Em conversa com o Sul21, o professor José Clóvis discutiu abertamente várias das questões que fazem da pasta uma das mais delicadas para o futuro governo. Falou sobre infraestrutura das escolas, evasão escolar, capacitação profissional dos docentes, salários e gratificações. Garantiu que não pensa em mexer no plano de carreira do magistério, e deixou claro que não pretende usar gratificações ao mérito, como o 14º salário aplicado por Eduardo Campos (PSB) em Pernambuco. Disse que a escola precisa ser um ambiente integrado à realidade cultural dos alunos, oferecendo a eles “carinho e acolhimento” quando necessário. E manifestou o interesse de abrir conversações imediatas com o Cpers, bem como de convocar concurso público ainda nos primeiros meses de governo.
“Então, a dificuldade é a de pegar uma curva descendente, que vem de 30 anos pelo menos, e reverter esse sentido, transformando-a em uma curva ascendente.”
Sul21 – Muito foi dito, nos dias anteriores à confirmação de seu nome, sobre como a Secretaria de Educação é uma pasta difícil, minada pelo relacionamento conflituoso com o Cpers e cheia de problemas na administração de recursos. Mais do que um desafio, ocupá-la seria a quase certeza de virar vidraça. O senhor já formou uma opinião sobre as dificuldades que envolvem administrar a educação no RS? Qual a sua visão sobre o assunto, faltando poucos dias para a posse?
José Clóvis de Azevedo - De fato, é uma pasta complexa. Nós tivemos, nos últimos 30 anos, um processo de empobrecimento da rede, por falta de investimento. Isso nos levou a uma crise generalizada. Não se fala muito em crise, é mais comum falar de problemas específicos, mas eu acredito que vivemos uma crise. E essa crise se manifesta em vários níveis, como na baixa autoestima entre os professores, nas dificuldades vividas pelos alunos, nas escolas fisicamente pauperizadas e mal cuidadas… Nós temos escolas com bibliotecas fechadas porque têm vazamento de água, ginásios de esportes fechados porque não apresentam condições de uso, refeitórios que não funcionam, salas de aula bloqueadas… Infelizmente, esses casos não são exceção, é um percentual significativo. Soma-se, então, um ambiente de trabalho precarizado a uma situação de queda de poder aquisitivo dos professores, de perdas salariais ao longo de trinta anos. O profissional não sente que está tendo sua dignidade respeitada, e muitas vezes acaba por não se sentir estimulado para realizar um trabalho de qualidade. Temos a questão dos limites materiais e a questão do estado de espírito também.

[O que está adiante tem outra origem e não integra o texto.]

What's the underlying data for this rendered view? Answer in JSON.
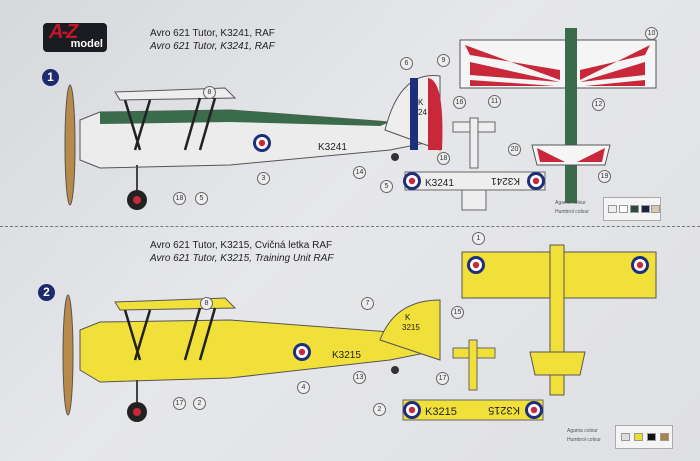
{
  "logo": {
    "mark": "AZ",
    "text": "model"
  },
  "schemes": [
    {
      "number": "1",
      "title_cz": "Avro 621 Tutor,  K3241,  RAF",
      "title_en": "Avro 621 Tutor,  K3241,   RAF",
      "serial": "K3241",
      "tail_code": "K 24",
      "colors": {
        "upper": "#3a6b4b",
        "lower": "#e8e8e8",
        "stripe": "#c8283a"
      },
      "legend": {
        "agama_label": "Agama colour",
        "humbrol_label": "Humbrol colour"
      }
    },
    {
      "number": "2",
      "title_cz": "Avro 621 Tutor,  K3215,  Cvičná letka RAF",
      "title_en": "Avro 621 Tutor,  K3215, Training Unit  RAF",
      "serial": "K3215",
      "tail_code": "K 3215",
      "colors": {
        "upper": "#f2e03a",
        "lower": "#f2e03a",
        "stripe": "#f2e03a"
      },
      "legend": {
        "agama_label": "Agama colour",
        "humbrol_label": "Humbrol colour"
      }
    }
  ],
  "callouts_1": [
    "6",
    "8",
    "3",
    "14",
    "18",
    "5",
    "16",
    "18",
    "5",
    "9",
    "10",
    "11",
    "12",
    "20",
    "19"
  ],
  "callouts_2": [
    "8",
    "7",
    "15",
    "4",
    "13",
    "17",
    "2",
    "1",
    "17",
    "2"
  ]
}
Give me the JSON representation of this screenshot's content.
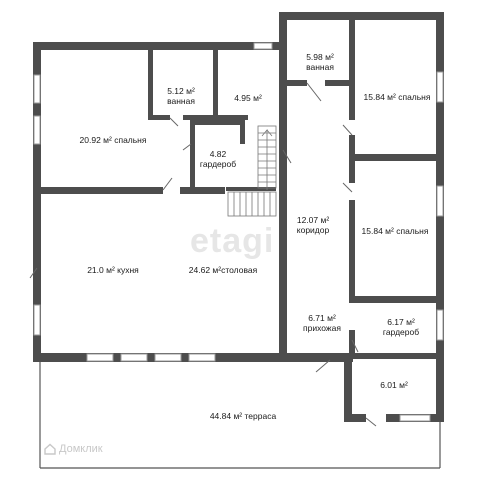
{
  "plan": {
    "rooms": [
      {
        "id": "bedroom-1",
        "area": "20.92 м²",
        "name": "спальня"
      },
      {
        "id": "bathroom-1",
        "area": "5.12 м²",
        "name": "ванная"
      },
      {
        "id": "room-small",
        "area": "4.95 м²",
        "name": ""
      },
      {
        "id": "bathroom-2",
        "area": "5.98 м²",
        "name": "ванная"
      },
      {
        "id": "bedroom-2",
        "area": "15.84 м²",
        "name": "спальня"
      },
      {
        "id": "wardrobe-1",
        "area": "4.82",
        "name": "гардероб"
      },
      {
        "id": "corridor",
        "area": "12.07 м²",
        "name": "коридор"
      },
      {
        "id": "bedroom-3",
        "area": "15.84 м²",
        "name": "спальня"
      },
      {
        "id": "kitchen",
        "area": "21.0 м²",
        "name": "кухня"
      },
      {
        "id": "dining",
        "area": "24.62 м²",
        "name": "столовая"
      },
      {
        "id": "hallway",
        "area": "6.71 м²",
        "name": "прихожая"
      },
      {
        "id": "wardrobe-2",
        "area": "6.17 м²",
        "name": "гардероб"
      },
      {
        "id": "room-small-2",
        "area": "6.01 м²",
        "name": ""
      },
      {
        "id": "terrace",
        "area": "44.84 м²",
        "name": "терраса"
      }
    ]
  },
  "watermark": "etagi",
  "brand": "Домклик",
  "colors": {
    "wall": "#4d4d4d",
    "window": "#9a9a9a",
    "background": "#ffffff"
  }
}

Então, a dificuldade é a de pegar uma curva descendente, que vem de 30 anos pelo menos, e reverter esse sentido, transformando-a em uma curva ascendente. Mesmo que seja uma mudança gradativa, degrau por degrau, essa é a nossa tarefa, de fazer um resgate geral da rede. Até porque é difícil cuidar de tudo de uma vez. Não apenas pelo vulto das obras que precisam ser feitas, mas também pelos próprios limites do estado, de finanças, processos licitatórios e coisas assim. Não basta só a nossa decisão, a vontade política de uma recuperação. Algumas dificuldades estão fora da esfera da educação. O próprio aparelho de estado, no RS, está muito prejudicado. Nós tivemos muitos governos com essa concepção de estado mínimo, que não chega a desmontar o estado propriamente, mas que não recupera as coisas na medida em que elas vão se esgotando. Temos várias estruturas de suporte que estão desaparelhadas e desestruturadas. Então, são desafios que estão colocados, dos quais temos conhecimento, e faremos um grande esforço para avançar na direção de soluções.
Sul21 – Nesse sentido, o noticiário informou nessa semana que as “escolas de lata” adotadas no governo Yeda só serão plenamente desativadas já em 2011. Isso provoca uma inevitável discussão sobre a situação das instituições de ensino no RS. Como melhorar a infraestrutura das escolas, não apenas nos imóveis em si, mas no fornecimento de material para o dia-a-dia de alunos, professores e funcionários?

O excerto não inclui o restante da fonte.